Leila Moretti sits cross-legged on the kitchen floor at 2 AM with a copper pipe wrench in one hand and a half-eaten sandwich in the other, muttering corrections to a YouTube video playing on her phone—'that's a 45-degree elbow, you absolute walnut, not a coupling.' She has the unsettling ability to diagnose both mechanical failure and emotional avoidance in the same breath, her dark eyes tracking patterns in how people move through spaces the way a conductor reads an orchestra.

Backstory

Nobody believed a thirteen-year-old could rewire the entire apartment building's electrical system in one night, but Leila had already mapped every wire behind every wall by listening to the hum of failing circuits through her bedroom floor.

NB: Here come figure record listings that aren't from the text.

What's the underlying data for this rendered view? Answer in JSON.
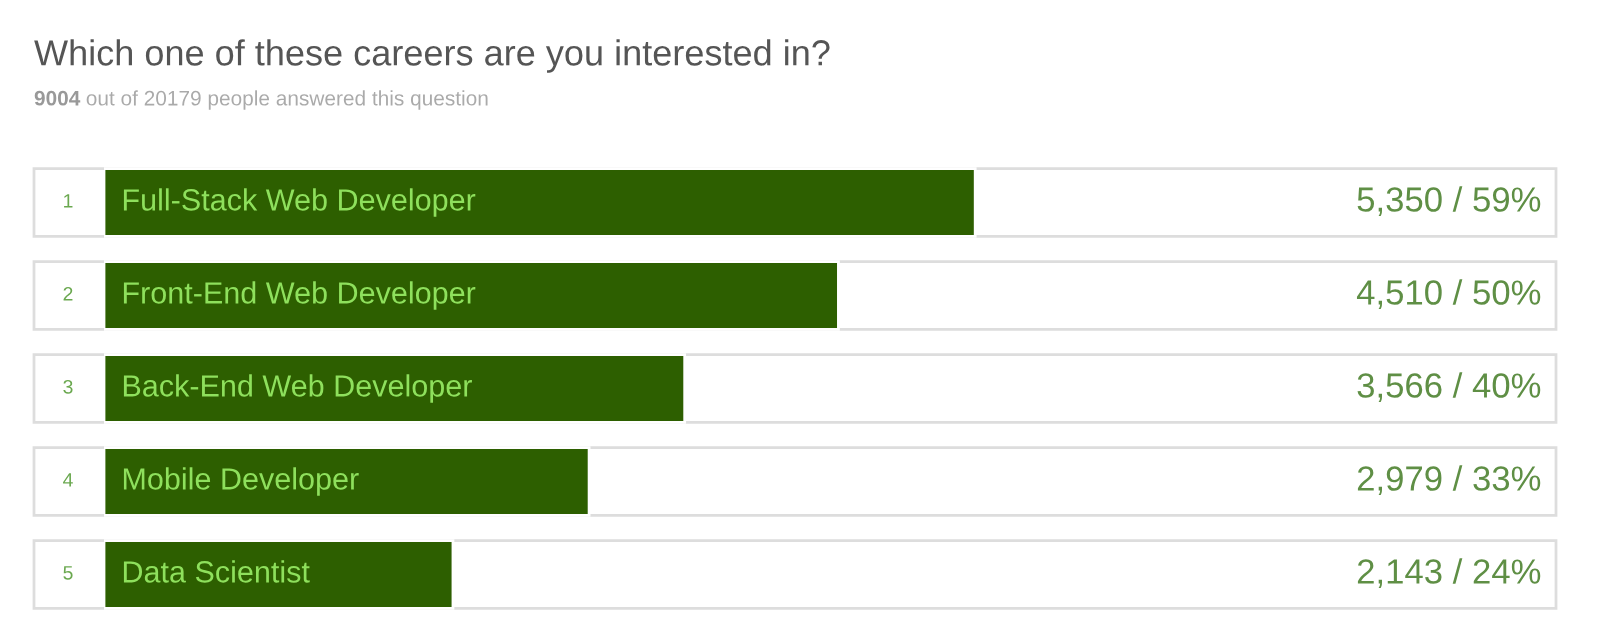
{
  "chart_data": {
    "type": "bar",
    "orientation": "horizontal",
    "title": "Which one of these careers are you interested in?",
    "subtitle": "9004 out of 20179 people answered this question",
    "categories": [
      "Full-Stack Web Developer",
      "Front-End Web Developer",
      "Back-End Web Developer",
      "Mobile Developer",
      "Data Scientist"
    ],
    "values": [
      5350,
      4510,
      3566,
      2979,
      2143
    ],
    "value_labels": [
      "5,350 / 59%",
      "4,510 / 50%",
      "3,566 / 40%",
      "2,979 / 33%",
      "2,143 / 24%"
    ],
    "annotations": [
      "1",
      "2",
      "3",
      "4",
      "5"
    ],
    "color": "#2d5f00"
  }
}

She'd been translating the mechanical heartbeats of dying infrastructure since she could walk, turning her family's crumbling tenement into an unofficial laboratory where she'd diagnose a neighbor's broken washing machine at breakfast and rebuild a boiler before dinner. The scholarship to MIT felt like betraying a lover—all those buildings still whispered to her in languages of stress fractures and water damage, begging her to stay and heal their hidden wounds. When her father's stroke left him unable to recognize her face but still asking about "that pipe sound in the west wall," Leila realized she'd been training her whole life to become the person who could hear what broken things were really trying to say.